Reports of cows dying from straw impaction highlights the risks associated with feeding straw-based rations to suckler cows.
Beef farmers are being advised about the risks of straw impaction, which occurs when cows are fed rations containing mainly straw without sufficient protein supplementation. Feed then becomes blocked in the rumen.
Currently forage is in limited supply across many farms, so some farmers are incorporating high levels of straw into dry suckler cow rations.
Straw-based rations can be successful, but rely on the ration being supplemented to include other forages or feeds providing sufficient protein that is readily degradable in the rumen.
Mary Vickers, Senior Beef Scientist at AHDB, is reminding farmers to check their rations, feeding arrangements and look out for the symptoms to avoid this problem in their herd.
“The symptoms of straw impaction are low appetites and very solid dung. The rumen microbes simply don’t have enough protein to reproduce and ferment the feed in the rumen,” she said.

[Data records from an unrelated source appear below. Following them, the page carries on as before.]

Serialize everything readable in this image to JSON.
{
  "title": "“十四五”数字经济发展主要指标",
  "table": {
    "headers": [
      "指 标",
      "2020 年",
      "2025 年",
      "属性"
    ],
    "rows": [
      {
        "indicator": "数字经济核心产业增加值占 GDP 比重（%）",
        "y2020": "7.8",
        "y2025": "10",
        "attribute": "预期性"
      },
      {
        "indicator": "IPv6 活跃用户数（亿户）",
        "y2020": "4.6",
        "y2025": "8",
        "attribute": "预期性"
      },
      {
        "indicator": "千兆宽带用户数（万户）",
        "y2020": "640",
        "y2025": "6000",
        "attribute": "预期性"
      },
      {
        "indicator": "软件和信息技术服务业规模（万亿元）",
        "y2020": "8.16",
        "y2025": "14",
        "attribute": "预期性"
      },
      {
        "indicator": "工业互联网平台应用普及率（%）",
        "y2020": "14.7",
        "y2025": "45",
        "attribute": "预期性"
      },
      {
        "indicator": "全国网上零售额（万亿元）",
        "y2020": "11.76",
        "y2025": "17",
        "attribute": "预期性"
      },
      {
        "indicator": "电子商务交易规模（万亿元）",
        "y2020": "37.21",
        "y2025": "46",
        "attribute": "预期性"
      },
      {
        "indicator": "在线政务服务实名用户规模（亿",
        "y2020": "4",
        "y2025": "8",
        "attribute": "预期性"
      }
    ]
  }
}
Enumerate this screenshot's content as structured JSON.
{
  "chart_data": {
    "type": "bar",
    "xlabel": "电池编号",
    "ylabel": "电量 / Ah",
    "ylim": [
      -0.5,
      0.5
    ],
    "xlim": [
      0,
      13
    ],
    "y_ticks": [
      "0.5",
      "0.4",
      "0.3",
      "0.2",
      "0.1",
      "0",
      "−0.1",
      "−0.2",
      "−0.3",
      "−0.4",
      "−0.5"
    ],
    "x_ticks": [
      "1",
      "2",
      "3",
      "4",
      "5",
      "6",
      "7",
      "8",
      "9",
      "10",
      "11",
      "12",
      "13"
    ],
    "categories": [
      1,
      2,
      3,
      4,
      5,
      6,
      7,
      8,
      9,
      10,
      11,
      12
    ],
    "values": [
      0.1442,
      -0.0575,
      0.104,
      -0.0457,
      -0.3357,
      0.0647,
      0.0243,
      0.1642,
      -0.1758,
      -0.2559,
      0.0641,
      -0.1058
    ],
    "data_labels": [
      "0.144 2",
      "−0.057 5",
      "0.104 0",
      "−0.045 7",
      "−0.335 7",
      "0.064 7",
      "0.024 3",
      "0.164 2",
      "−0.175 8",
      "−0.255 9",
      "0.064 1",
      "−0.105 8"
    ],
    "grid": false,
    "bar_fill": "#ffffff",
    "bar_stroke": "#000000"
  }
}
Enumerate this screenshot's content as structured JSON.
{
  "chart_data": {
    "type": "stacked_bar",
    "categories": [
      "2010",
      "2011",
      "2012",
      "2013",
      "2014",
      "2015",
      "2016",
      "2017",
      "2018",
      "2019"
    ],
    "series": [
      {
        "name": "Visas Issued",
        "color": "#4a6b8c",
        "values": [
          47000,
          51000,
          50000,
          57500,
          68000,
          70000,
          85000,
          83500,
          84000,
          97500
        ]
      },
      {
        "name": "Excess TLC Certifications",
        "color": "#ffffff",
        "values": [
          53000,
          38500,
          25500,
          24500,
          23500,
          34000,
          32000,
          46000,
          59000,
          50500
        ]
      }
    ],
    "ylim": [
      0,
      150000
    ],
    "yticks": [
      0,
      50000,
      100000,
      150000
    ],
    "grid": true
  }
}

Tips for successful straw-based diets
• Ensure the overall diet contains at least 9% crude protein in the diet dry matter
• Where feeding other forages, analyse these to ensure the complete diet meets overall protein requirements
• Include a supplementary source of protein if required e.g. rapeseed meal, distillers grains, or peas/beans
• Make sure straw is clean and palatable
• A straw-based diet is very dry, so ensure a plentiful supply of clean water
• Ensure all cows have good access to the supplement and the straw
• Mineral supplementation is important and needs to be suitable for suckler cow straw diets with good levels of trace elements and vitamins
• As calving approaches consider adding silage with the straw to ensure cows have a smooth transition if they are on a silage based diet post-calving
• Feeding sufficient protein to pregnant cows in the last month before calving also makes an important contribution to a successful calving and good colostrum quality.